Je regardai sur son col de tunique le numéro de son régiment. N’était-ce pas le régiment du colonel en question ? Hé ! oui ; c’était bien cela…

— Ton colonel, lui dis-je, c’est bien, monsieur…

Il me le nomma.

— Tu le connais ? me demanda-t-il.

— Oui, un peu… vaguement… Et toi, qu’est-ce que tu penses de lui ?

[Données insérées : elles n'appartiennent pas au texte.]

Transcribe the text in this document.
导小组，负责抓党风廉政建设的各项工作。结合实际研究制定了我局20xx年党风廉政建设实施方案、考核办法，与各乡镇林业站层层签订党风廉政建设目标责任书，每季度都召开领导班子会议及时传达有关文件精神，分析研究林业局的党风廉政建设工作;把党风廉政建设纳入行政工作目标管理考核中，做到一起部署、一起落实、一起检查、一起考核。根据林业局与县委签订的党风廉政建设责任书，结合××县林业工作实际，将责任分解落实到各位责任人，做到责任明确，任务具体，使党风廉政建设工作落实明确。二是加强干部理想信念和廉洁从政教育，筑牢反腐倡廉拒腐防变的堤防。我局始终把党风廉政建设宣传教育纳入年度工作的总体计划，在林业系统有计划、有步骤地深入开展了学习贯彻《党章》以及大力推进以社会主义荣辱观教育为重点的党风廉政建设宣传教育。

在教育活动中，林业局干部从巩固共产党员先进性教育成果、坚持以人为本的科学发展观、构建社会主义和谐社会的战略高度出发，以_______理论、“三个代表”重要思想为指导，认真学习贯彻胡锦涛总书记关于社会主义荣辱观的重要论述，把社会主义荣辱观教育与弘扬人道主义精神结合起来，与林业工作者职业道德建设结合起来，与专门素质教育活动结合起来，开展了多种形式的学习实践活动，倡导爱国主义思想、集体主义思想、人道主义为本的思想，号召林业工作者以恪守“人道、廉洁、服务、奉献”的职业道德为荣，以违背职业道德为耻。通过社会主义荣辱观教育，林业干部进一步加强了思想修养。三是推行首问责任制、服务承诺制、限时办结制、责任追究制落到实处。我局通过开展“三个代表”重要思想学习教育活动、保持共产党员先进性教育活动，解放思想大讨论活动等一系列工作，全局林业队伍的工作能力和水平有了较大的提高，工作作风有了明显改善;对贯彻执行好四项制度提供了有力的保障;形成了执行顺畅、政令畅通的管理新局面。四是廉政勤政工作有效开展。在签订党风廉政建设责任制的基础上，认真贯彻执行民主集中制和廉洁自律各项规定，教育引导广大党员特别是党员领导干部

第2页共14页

— C’est un homme tout à fait remarquable, d’une grande science, d’une grande intelligence qui a une tenue parfaite, d’excellentes idées sur la discipline, qui conduit admirablement son régiment… Ah ! il n’y a pas à dire, c’est quelqu’un… C’est un homme !

Et satisfait de cette phrase, qui, pour moi, du moins, n’était certes pas dénuée de quelque autre sens, il répéta à plusieurs reprises :

— C’est un homme… C’est un homme…

CHAPITRE XL
LE SERVANT DU DRAME EN VERS

Le garçon ouvrit une porte à tambour, et je me trouvai en présence du directeur de la Scène-Moderne, le nouveau théâtre de deux mille places que l’on venait d’édifier. En apercevant à son bureau celui que les communiqués appelaient M. de Nathaniel, je poussai un cri de surprise. Car j’avais devant moi un de mes camarades de jeunesse, Paul Pierre, le courtier en vins. Nous nous étions connus dans la ville de province où j’habitais. Paul Pierre, qui n’était pas du pays, mais qui y venait très souvent pour ses affaires, s’était fait admettre au Club Athlétique, dont je faisais partie. Ce Club Athlétique, très prospère, comprenait en plus d’une douzaine de canotiers et de gymnastes, trois ou quatre cents fonctionnaires et négociants de la ville, que réunissait une commune horreur des exercices violents.